I Had to Cope With An Unwanted Relocation / Move

Moving is especially difficult for children.

They give up the most. Home, friends, best friends, school and their neighbourhood. Generally, the older the child, the more difficult the move, because the importance of peer connections increase with age.

TALK TO YOUR FAMILY ABOUT THE MOVE

Explain why the move is necessary. List the advantages of the new location that children might appreciate.

Infants and toddlers simply are confused by the change in surroundings.

Preschoolers tend to miss certain places, such as a favouite park or daycare. Younger children tend to miss familiar people--for example, a favourite teacher, school, or even their own bedrooms.

Under the age of six may worry about being left behind or being separated from their parents. It's important to them to be able to express their feelings and fears about the move. They react well to having a task or job to do--like being responsible for boxing up their favourite toys and labelling these boxes. This gives them a sense of some control over the move.

Children 6-12yrs. worry about who they'll eat lunch with and if they'll like their teacher. They tend to be concerned about how their routines will change. So, if your children are in various structured activities (like sports, other lessons and activities), it is important that they continue these activities.

Older children--especially teenagers--tend to miss their friends and others in their communities with whom they have developed relationships. Teenagers are most concerned about fitting in. They may react angrily to the move, or even insist that they're not moving. This is due to the total lack of control they have over everything that is important in their lives--friends, school, nieghbourhood.

They are most worried about making new friends, about what will be different in the new school. On the other hand, they are curious about clothing, hairstyles, that kids in the new school will have.

Talk to your children. Let them talk--and really listen to them. Find out what they will miss the most. Avoid reassuring your children before they have had a chance to vent. Avoid saying , "Yes . . . but . . ." and stopping them from validating their feelings it is important to allow the grieving to take it's course. Voice the things you miss too.

Your children may want to leave something behind--bury something in the back yard, plant a tree or shrub. It is also a good idea to make an old nieghbourhood/friend book. Allow them to take pictures before they leave and throw a party even if it is in school.
Remind them to get phone numbers and addresses. Provide them with all of their new contact information.

Call the principal of your children's schools, and try to set up a meeting with their teachers or, if they're in junior high or high school, guidance counselor. The new school may even be able to give you names of students in your child's class who live near your new home. If so, you may want to drop by to meet them and their families before you move in.

Set up the children's rooms first. Take short walks around the neighbourhood. This is a great way to meet new neighbours and new friends. Encourage them to get out, do not let them hide in their rooms.

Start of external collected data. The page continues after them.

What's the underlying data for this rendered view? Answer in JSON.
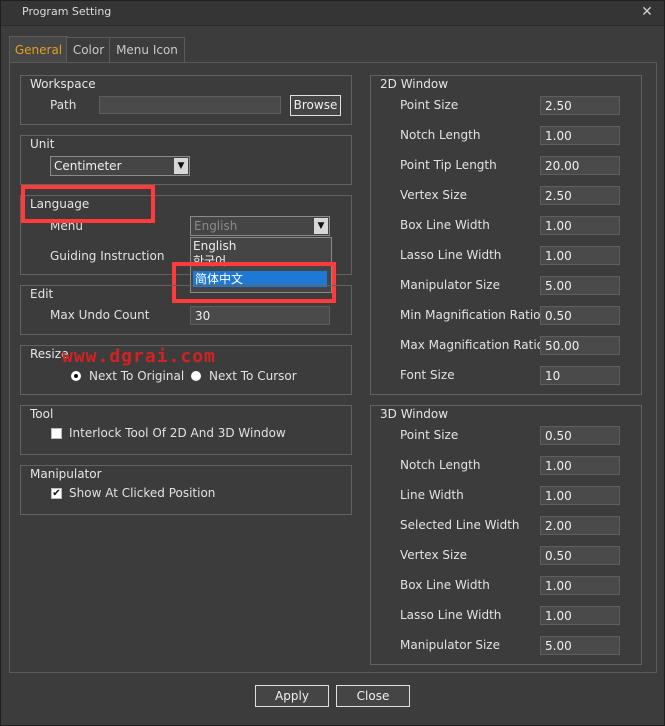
{
  "window": {
    "title": "Program Setting",
    "close_glyph": "✕"
  },
  "tabs": [
    {
      "label": "General",
      "active": true
    },
    {
      "label": "Color",
      "active": false
    },
    {
      "label": "Menu Icon",
      "active": false
    }
  ],
  "workspace": {
    "title": "Workspace",
    "path_label": "Path",
    "path_value": "",
    "browse_label": "Browse"
  },
  "unit": {
    "title": "Unit",
    "selected": "Centimeter"
  },
  "language": {
    "title": "Language",
    "menu_label": "Menu",
    "guiding_label": "Guiding Instruction",
    "menu_selected": "English",
    "dropdown_options": [
      "English",
      "한국어",
      "简体中文"
    ],
    "highlighted_option": "简体中文"
  },
  "edit": {
    "title": "Edit",
    "max_undo_label": "Max Undo Count",
    "max_undo_value": "30"
  },
  "resize": {
    "title": "Resize",
    "option1": "Next To Original",
    "option2": "Next To Cursor",
    "selected": "Next To Original"
  },
  "tool": {
    "title": "Tool",
    "interlock_label": "Interlock Tool Of 2D And 3D Window",
    "checked": false
  },
  "manipulator": {
    "title": "Manipulator",
    "show_label": "Show At Clicked Position",
    "checked": true
  },
  "window2d": {
    "title": "2D Window",
    "rows": [
      {
        "label": "Point Size",
        "value": "2.50"
      },
      {
        "label": "Notch Length",
        "value": "1.00"
      },
      {
        "label": "Point Tip Length",
        "value": "20.00"
      },
      {
        "label": "Vertex Size",
        "value": "2.50"
      },
      {
        "label": "Box Line Width",
        "value": "1.00"
      },
      {
        "label": "Lasso Line Width",
        "value": "1.00"
      },
      {
        "label": "Manipulator Size",
        "value": "5.00"
      },
      {
        "label": "Min Magnification Ratio",
        "value": "0.50"
      },
      {
        "label": "Max Magnification Ratio",
        "value": "50.00"
      },
      {
        "label": "Font Size",
        "value": "10"
      }
    ]
  },
  "window3d": {
    "title": "3D Window",
    "rows": [
      {
        "label": "Point Size",
        "value": "0.50"
      },
      {
        "label": "Notch Length",
        "value": "1.00"
      },
      {
        "label": "Line Width",
        "value": "1.00"
      },
      {
        "label": "Selected Line Width",
        "value": "2.00"
      },
      {
        "label": "Vertex Size",
        "value": "0.50"
      },
      {
        "label": "Box Line Width",
        "value": "1.00"
      },
      {
        "label": "Lasso Line Width",
        "value": "1.00"
      },
      {
        "label": "Manipulator Size",
        "value": "5.00"
      }
    ]
  },
  "footer": {
    "apply_label": "Apply",
    "close_label": "Close"
  },
  "watermark": {
    "text": "www.dgrai.com"
  },
  "colors": {
    "accent_tab": "#e0a020",
    "highlight_annotation": "#ff3b3b",
    "selection": "#1e78d6"
  }
}
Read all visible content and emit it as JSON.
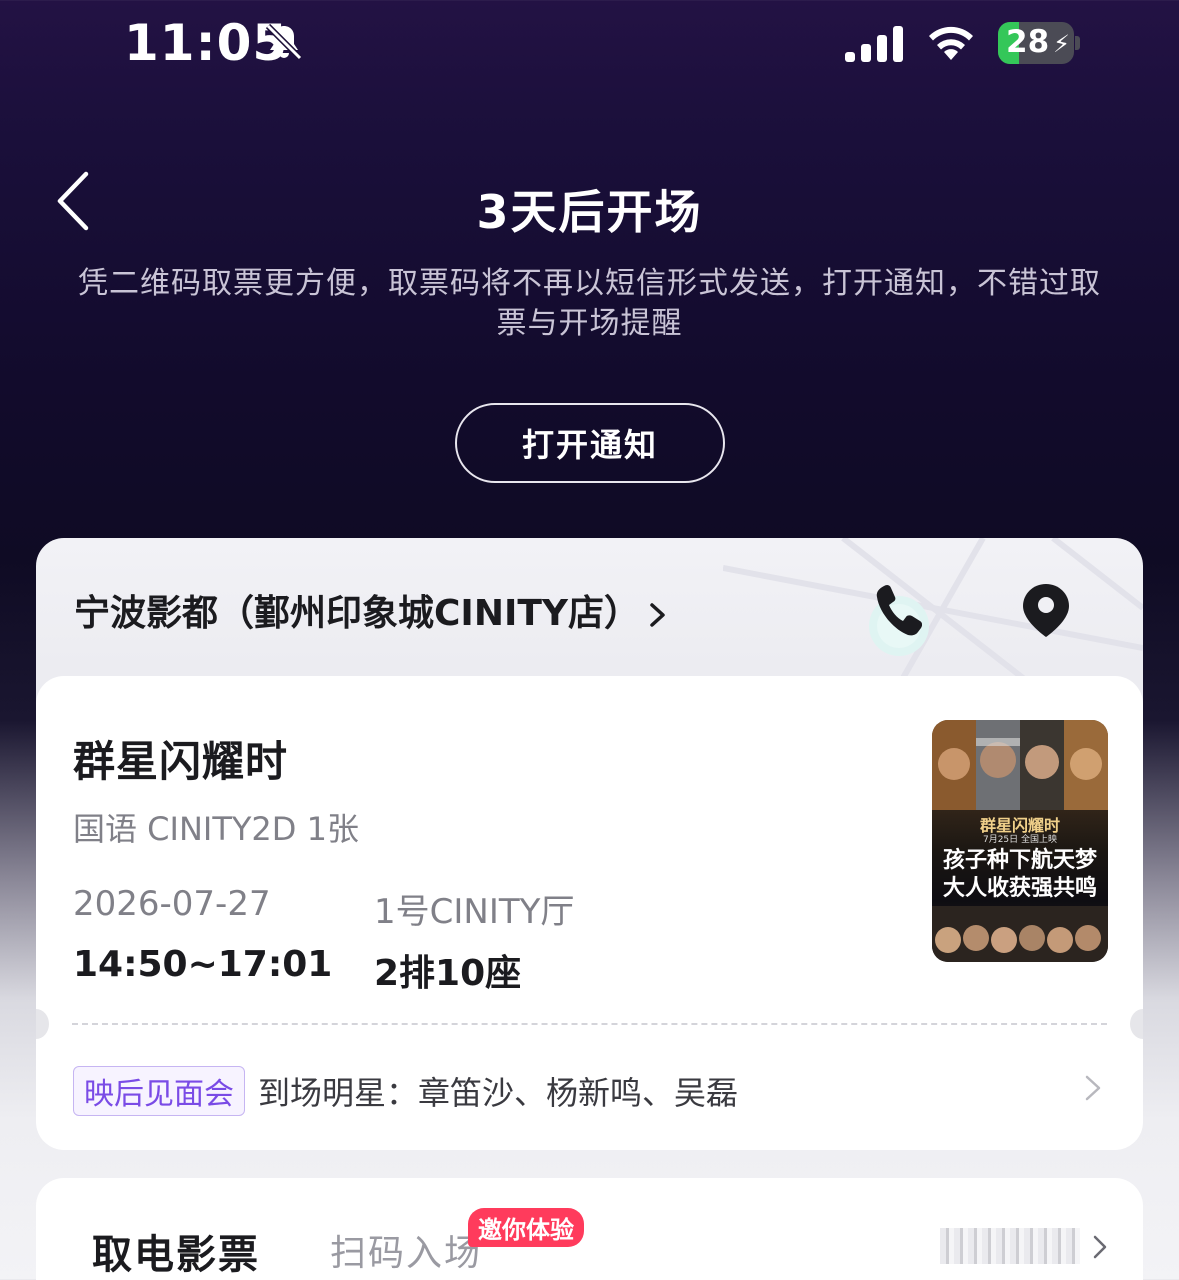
{
  "status_bar": {
    "time": "11:05",
    "battery": "28",
    "battery_level": 0.28
  },
  "header": {
    "title": "3天后开场",
    "subtitle": "凭二维码取票更方便，取票码将不再以短信形式发送，打开通知，不错过取票与开场提醒",
    "notify_button": "打开通知"
  },
  "cinema": {
    "name": "宁波影都（鄞州印象城CINITY店）"
  },
  "ticket": {
    "movie_title": "群星闪耀时",
    "meta": "国语 CINITY2D 1张",
    "date": "2026-07-27",
    "hall": "1号CINITY厅",
    "time": "14:50~17:01",
    "seat": "2排10座",
    "poster": {
      "title": "群星闪耀时",
      "date": "7月25日 全国上映",
      "line1": "孩子种下航天梦",
      "line2": "大人收获强共鸣"
    },
    "event": {
      "tag": "映后见面会",
      "text": "到场明星：章笛沙、杨新鸣、吴磊"
    }
  },
  "bottom": {
    "tab_active": "取电影票",
    "tab_inactive": "扫码入场",
    "badge": "邀你体验"
  },
  "colors": {
    "accent_purple": "#7a4be6",
    "badge_red": "#ff3b5c",
    "battery_green": "#34c759"
  }
}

Check groups your family may have been involved with before the move. Churches, sports, social, organizations and activities. Arrange a tour of your child's school. Locate the library, cafeteria, gymnasium, playground, bathrooms and bus stop.
When you feel more settled, invite immediate neighbours, especially those with children, to a picnic or barbecue, so the kids can get to know each other.
Generally, most children adapt to their new location within about nine weeks; however, for some the adjustment period may last from six months to one and one-half years.

Throughout the move, stay as upbeat and calm as you can; a good plan makes this possible. Your own mood will impact other family members, especially babies, who are particularly sensitive to their mother's feelings. With older children, it's important to be honest about some of the uncertainties you have, but also to be generally optimistic about the move and the positive ways it will affect the family.

Try to stick to your routines. Have meals at the same times as always. If your kids nap, encourage them to lie down at the usual time. Keep to the normal bedtimes. Don't pack things that your children treasure. Take special blankets, beloved stuffed animals, favorite books, and other prized items in a separate bag or box that you can bring with you in the car or on the plane when you go to your new home.

The attitude of the parents is most important in how well a child will cope with moving. See the move as an adventure and focus on the opportunities in moving, the children will then accept the situation as a positive.